The accreditation warning from MSCHE requires UPR-MSC to demonstrate financial sustainability, a goal entirely consistent with the purposes of PROMESA and the efforts of the FOMB.
The FOMB must, then, address several incorrect and unsubstantiated assertions by UPR-MSC in its 2020-2021Self-Study Report (Report). First, the FOMB does not make campus-level budgeting decisions for UPR. Specific funding requests are handled through UPR’s internal budgeting process. Second, UPR incorrectly asserts that UPR-MSC is underfunded.
Although UPR‑MSC projected a $7M budget deficit for the current fiscal year of 2022, UPR‑MSC acknowledges the government allocated an additional $10 million in funding—leading to a $3M budget surplus. Indeed, according to the Report, UPR-MSC anticipated budget surpluses of $9.3M in fiscal year 2020, $9.7M in FY2021, and $4.2M in FY2022. Given these projected surpluses, UPR-MSC’s claims of underfunding lack any basis in fact appears more than adequate.
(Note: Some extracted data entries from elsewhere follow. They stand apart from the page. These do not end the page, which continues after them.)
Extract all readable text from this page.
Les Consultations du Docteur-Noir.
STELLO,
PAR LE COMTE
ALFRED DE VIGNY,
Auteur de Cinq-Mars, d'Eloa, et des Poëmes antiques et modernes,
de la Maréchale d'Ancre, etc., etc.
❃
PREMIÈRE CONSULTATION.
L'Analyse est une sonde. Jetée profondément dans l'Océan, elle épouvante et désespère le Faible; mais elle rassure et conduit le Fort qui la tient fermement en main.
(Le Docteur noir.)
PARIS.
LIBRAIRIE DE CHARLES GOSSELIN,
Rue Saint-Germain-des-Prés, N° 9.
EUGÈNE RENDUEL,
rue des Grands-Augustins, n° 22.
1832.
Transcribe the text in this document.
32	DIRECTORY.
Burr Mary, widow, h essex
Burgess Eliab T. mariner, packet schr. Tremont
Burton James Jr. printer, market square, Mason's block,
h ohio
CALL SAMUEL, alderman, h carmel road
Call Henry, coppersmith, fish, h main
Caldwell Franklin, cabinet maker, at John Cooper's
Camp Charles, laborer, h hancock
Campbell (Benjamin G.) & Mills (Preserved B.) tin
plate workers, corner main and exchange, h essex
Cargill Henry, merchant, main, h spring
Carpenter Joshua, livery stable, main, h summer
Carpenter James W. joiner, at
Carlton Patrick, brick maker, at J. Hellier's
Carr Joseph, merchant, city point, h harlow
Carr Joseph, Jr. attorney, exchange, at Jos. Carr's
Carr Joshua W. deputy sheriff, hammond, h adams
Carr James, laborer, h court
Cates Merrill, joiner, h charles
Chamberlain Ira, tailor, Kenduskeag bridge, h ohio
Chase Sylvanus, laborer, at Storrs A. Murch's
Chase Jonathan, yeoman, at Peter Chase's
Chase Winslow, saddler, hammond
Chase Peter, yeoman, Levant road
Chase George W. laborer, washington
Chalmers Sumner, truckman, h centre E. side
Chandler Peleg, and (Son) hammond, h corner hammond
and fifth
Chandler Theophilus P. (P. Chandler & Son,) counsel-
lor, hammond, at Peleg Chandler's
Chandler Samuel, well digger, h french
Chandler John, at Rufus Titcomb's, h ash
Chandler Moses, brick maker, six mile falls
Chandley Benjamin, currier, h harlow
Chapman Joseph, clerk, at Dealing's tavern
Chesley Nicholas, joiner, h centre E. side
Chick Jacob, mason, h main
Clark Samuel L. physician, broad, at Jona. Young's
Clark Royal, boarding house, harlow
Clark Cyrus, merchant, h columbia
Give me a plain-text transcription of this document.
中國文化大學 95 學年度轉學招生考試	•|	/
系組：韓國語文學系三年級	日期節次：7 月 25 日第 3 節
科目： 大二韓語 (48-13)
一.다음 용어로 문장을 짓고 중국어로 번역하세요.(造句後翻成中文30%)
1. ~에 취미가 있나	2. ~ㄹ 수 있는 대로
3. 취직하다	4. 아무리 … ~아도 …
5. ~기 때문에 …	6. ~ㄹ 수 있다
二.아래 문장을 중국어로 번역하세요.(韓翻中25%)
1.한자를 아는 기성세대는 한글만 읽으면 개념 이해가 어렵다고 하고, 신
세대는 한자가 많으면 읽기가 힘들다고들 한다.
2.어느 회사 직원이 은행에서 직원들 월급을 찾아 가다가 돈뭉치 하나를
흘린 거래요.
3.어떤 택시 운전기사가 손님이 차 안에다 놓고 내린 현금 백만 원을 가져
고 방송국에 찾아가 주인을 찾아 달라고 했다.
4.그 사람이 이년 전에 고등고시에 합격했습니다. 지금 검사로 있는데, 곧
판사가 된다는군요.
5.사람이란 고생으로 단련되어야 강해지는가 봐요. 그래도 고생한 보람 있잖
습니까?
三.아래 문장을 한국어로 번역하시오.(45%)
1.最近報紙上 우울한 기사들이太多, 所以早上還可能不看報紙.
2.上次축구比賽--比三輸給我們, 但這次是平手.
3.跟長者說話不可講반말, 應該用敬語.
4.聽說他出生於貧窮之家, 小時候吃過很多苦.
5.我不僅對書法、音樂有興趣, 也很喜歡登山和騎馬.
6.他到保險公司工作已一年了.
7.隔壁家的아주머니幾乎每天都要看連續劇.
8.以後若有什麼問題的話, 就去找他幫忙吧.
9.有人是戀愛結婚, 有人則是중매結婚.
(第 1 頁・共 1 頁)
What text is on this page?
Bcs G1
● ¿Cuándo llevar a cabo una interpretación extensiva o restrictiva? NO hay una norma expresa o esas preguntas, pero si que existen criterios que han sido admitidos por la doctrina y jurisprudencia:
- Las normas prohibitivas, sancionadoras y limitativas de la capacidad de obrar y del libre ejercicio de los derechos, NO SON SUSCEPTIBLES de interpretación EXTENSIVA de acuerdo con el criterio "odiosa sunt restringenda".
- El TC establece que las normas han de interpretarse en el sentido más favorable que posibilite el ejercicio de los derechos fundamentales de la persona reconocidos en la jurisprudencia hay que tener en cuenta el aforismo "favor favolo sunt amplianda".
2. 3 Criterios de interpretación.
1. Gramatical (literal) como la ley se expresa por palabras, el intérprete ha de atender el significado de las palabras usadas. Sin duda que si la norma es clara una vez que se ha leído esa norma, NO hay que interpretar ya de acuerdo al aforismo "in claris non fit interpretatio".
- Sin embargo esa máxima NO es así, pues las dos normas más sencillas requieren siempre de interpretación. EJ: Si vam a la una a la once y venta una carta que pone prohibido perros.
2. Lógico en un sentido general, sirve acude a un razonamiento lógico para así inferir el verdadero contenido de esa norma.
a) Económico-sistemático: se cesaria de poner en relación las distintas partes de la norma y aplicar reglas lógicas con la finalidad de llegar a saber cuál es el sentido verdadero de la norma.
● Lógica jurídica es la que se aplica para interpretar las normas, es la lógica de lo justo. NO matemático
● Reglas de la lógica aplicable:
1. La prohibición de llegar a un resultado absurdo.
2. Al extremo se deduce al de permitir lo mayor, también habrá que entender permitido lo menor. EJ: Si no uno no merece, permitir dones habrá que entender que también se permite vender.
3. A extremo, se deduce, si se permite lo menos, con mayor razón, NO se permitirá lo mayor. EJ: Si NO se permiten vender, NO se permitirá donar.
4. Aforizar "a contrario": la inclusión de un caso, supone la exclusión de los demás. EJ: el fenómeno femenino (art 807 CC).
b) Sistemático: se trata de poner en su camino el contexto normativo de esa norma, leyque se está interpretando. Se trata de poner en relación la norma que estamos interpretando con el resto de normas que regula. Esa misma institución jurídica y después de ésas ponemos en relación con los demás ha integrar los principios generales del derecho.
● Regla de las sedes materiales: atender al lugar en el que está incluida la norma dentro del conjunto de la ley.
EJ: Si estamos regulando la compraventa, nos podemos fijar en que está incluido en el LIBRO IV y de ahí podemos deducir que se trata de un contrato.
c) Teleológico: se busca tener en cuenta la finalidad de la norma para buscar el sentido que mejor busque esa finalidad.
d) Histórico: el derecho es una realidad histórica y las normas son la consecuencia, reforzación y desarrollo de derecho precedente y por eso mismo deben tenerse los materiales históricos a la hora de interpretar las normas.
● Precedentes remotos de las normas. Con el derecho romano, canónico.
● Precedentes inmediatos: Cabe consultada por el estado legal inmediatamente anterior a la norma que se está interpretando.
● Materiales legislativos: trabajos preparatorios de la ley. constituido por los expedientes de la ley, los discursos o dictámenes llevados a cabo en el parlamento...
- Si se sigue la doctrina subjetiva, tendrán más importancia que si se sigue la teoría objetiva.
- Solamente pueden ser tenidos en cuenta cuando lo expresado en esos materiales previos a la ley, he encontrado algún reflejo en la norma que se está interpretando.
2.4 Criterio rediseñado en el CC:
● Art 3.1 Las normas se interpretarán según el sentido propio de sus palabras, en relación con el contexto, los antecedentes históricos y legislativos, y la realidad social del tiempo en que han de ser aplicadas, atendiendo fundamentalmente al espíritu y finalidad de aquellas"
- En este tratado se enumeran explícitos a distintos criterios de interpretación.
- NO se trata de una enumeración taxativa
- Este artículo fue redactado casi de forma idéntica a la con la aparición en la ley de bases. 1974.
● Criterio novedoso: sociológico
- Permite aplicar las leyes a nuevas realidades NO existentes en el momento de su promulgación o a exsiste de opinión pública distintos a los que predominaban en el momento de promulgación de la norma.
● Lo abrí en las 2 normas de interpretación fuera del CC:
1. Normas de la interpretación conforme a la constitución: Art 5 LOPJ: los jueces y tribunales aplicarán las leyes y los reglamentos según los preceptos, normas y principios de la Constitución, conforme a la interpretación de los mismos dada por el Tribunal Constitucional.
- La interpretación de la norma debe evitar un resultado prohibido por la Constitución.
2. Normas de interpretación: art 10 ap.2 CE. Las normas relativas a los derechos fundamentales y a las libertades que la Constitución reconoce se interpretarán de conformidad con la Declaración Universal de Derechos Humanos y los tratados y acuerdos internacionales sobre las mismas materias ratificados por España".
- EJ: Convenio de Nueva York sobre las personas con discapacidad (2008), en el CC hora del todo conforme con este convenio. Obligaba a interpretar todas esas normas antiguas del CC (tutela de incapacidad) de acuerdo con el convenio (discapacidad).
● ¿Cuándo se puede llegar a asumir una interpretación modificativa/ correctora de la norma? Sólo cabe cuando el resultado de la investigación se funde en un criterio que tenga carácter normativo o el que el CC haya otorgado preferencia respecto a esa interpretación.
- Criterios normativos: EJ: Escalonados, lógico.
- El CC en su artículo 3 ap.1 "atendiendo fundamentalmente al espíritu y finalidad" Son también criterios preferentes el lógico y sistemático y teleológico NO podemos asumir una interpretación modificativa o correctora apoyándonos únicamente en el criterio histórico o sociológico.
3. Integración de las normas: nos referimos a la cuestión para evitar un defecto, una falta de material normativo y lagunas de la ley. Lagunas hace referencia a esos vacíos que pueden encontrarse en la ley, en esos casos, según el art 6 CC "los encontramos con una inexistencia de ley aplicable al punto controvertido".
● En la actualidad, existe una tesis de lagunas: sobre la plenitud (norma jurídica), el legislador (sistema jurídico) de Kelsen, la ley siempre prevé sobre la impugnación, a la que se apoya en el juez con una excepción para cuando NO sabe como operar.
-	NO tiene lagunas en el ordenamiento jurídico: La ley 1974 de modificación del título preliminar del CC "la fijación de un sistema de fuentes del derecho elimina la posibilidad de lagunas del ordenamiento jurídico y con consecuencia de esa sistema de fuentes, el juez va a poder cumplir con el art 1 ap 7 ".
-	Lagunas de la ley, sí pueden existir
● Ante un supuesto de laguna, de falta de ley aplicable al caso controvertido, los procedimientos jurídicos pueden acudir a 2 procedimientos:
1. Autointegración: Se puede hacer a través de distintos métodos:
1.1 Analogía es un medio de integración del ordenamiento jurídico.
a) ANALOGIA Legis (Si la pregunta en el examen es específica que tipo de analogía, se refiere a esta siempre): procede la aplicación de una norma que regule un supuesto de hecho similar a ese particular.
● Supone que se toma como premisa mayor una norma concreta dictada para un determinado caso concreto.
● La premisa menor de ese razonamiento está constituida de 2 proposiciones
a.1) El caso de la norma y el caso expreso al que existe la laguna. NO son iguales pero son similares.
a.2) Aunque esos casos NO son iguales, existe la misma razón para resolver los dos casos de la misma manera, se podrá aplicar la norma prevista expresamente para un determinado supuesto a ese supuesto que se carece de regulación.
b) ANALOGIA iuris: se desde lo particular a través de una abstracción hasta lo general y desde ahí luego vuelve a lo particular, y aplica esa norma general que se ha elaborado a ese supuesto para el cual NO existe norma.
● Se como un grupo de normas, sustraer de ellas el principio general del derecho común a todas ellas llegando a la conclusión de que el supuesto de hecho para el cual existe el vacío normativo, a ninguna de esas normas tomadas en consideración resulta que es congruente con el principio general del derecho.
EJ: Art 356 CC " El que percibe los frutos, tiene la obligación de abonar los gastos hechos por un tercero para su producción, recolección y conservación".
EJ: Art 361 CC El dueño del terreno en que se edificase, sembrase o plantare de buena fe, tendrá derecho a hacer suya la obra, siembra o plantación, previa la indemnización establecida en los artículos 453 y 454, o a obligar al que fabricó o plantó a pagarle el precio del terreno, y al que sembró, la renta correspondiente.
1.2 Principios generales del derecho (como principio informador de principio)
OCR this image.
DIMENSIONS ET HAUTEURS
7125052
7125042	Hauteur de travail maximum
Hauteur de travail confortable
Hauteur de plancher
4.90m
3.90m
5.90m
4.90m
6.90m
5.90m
UPR-MSC says it requires $6.9M to maintain faculty positions for accreditation. If the UPR administration concludes these faculty positions are necessary, the FOMB trusts that UPR will allocate funding for those positions in UPR-MSC’s budget for the upcoming fiscal year 2023.
The FOMB is concerned that the MSCHE’s warning letter reflects a broader failure within UPR to accurately project budgetary needs and effectively manage existing UPR resources. UPR’s many problems and challenges are not solved by increasing funding. Instead, UPR must develop and implement a process for making fiscally responsible internal funding projections and allocations. If UPR had done so, it is unlikely it would have received a warning from MSCHE.
UPR has failed to manage its finances in other ways, as well. For example, UPR has failed to collect outstanding monies owed to UPR-MSC. According to the Report, the Government of PR owes UPR-MSC for services rendered between 2003‑2015. UPR-MSC failed to collect the entire amount because of poor billing processes and lack of aggressive collection efforts, forcing UPR-MSC to write-off $79M. Notwithstanding such failures, the Oversight Board assisted UPR in collecting approximately $49M.
UPR’s response to the accreditation warnings, including its letters to the FOMB, show fundamental failure to accept responsibility and accountability. The students and the residents of PR deserve better.